The features of the corset became the attitude with which I treated myself. I was hard, rigid, heavy. And, like many unbendable objects, I was brittle too. During the treatment years I saw myself as flawed, graceless and bulky: Everything that gymnastics taught me to see as failure. And that was it, I couldn’t see anything else. I often defined myself through my shortcomings more than through my merits. It’s not easy to break such habits. It takes time, like learning how to hold the steering wheel firmly again after a brutal accident.
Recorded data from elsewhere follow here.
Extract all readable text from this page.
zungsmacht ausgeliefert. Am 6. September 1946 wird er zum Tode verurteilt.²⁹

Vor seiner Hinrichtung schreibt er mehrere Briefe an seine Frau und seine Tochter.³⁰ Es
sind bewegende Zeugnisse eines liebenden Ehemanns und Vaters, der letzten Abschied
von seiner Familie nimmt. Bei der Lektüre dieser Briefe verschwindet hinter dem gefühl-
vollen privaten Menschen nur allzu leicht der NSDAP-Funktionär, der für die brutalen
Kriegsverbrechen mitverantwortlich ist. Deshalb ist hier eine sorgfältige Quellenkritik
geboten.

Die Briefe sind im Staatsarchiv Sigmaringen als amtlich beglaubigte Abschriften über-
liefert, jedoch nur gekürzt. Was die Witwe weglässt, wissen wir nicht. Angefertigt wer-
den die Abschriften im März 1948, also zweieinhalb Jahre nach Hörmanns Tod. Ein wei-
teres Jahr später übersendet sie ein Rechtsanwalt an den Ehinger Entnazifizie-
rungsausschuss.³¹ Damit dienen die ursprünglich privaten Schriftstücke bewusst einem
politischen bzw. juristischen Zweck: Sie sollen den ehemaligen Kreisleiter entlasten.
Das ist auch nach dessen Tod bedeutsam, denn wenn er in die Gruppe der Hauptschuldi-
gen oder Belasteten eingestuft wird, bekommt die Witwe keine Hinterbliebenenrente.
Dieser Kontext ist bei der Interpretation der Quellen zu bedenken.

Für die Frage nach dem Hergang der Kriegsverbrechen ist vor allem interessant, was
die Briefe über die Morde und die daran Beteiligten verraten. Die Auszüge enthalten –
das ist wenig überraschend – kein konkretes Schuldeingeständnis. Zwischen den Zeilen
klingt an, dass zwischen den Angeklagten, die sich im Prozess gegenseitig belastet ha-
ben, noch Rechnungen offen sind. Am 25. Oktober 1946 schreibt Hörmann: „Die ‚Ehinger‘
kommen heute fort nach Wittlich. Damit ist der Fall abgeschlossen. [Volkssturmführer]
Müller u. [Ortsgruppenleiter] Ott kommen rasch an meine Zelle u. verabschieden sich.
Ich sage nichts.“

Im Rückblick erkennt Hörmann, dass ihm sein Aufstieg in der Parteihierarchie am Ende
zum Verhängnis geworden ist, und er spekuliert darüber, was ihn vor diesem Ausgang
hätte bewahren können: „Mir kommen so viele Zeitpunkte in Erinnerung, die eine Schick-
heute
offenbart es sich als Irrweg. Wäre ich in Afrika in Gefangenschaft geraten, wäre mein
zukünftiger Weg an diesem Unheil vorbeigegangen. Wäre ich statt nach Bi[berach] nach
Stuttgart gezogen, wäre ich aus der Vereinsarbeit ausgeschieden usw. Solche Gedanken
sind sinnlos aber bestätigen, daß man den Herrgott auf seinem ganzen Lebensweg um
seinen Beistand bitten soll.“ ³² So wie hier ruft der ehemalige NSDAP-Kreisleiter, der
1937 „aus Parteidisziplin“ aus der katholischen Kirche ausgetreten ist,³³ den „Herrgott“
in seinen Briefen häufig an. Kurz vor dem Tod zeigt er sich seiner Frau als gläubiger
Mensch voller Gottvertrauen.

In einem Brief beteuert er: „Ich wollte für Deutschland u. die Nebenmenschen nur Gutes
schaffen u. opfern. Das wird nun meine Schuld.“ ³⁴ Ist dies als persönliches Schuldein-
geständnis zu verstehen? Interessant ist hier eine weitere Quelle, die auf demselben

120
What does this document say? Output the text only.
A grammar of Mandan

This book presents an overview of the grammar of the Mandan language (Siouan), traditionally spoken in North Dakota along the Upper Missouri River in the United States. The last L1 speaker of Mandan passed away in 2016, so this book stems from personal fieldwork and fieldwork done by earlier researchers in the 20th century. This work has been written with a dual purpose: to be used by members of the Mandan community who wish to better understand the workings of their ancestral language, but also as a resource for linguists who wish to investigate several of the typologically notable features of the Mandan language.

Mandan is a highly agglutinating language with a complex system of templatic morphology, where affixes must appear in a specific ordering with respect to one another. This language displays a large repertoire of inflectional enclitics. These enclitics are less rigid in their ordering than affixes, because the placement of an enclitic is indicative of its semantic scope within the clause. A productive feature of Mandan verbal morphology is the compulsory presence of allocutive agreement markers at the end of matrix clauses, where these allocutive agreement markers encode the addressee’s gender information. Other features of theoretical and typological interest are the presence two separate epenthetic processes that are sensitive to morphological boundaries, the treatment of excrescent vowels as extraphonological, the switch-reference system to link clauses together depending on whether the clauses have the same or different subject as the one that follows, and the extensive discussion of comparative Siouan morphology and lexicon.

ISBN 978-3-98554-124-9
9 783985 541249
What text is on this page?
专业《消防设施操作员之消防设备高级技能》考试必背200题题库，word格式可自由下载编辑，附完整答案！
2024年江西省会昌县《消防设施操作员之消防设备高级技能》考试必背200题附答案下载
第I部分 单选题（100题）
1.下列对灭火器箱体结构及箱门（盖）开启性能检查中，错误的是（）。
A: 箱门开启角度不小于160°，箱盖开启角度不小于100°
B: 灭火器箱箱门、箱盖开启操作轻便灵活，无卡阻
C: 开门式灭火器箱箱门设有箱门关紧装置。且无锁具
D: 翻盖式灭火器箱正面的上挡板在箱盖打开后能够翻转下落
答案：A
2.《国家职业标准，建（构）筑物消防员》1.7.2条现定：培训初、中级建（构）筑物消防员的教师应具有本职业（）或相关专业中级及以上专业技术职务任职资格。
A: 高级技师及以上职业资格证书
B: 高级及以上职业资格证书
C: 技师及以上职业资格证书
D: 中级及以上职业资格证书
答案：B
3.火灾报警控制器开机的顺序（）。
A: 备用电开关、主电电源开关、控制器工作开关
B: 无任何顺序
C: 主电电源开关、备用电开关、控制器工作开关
It happens sometimes now that I watch gymnastics videos online. I get hypnotized by the glittery hoops, rotating at high speed in the air. How much time I spent decorating my hoop with silver and blue tape. I look at the clubs whirling in the gymnast’s hands and recall the bleeding blisters on my thumbs. I observe their trajectory while descending after a throw. I feel the anxiety that used to take me after I threw the clubs myself. The desperate hope to be fast enough to do the somersaults so I wouldn’t get hit by the landing gear. Clubs are the most choreographic instruments. They always made me do the ball exercise. “It suits you.” “It matches the way you move.” “It’s the most elegant.” At least it didn’t hurt that much when the ball hit me after a missed catch.
The gymnasts on the screen wear bodysuits full of sequins and fake-nude patches, they shimmer and deceive. They are obnoxiously tacky yet beautiful in their context. Colourful ribbons shaped into spirals and serpentines, entwined in geometrical figures, thrown, caught—they are mesmerizing. How much effort I put into painting it with stripes to increase the optical effect. I’m fascinated by the athletes’ thin bodies and their impeccable routines, then I find myself monitoring if they are always synchronized. “Listen to the music!” “Count!” “Wait!” Checking if they do extra steps after the jumps. “Be still!” “Make the closure!” “Smile!”
I’m enchanted. But when the show is over it is mainly relief that I feel. I do not belong there anymore; I have escaped the tyranny of expectations. I learned to know my body as my property, not as a thing which needs to be straighter. I learned to know myself not as someone who needs to be, but as someone who is already being.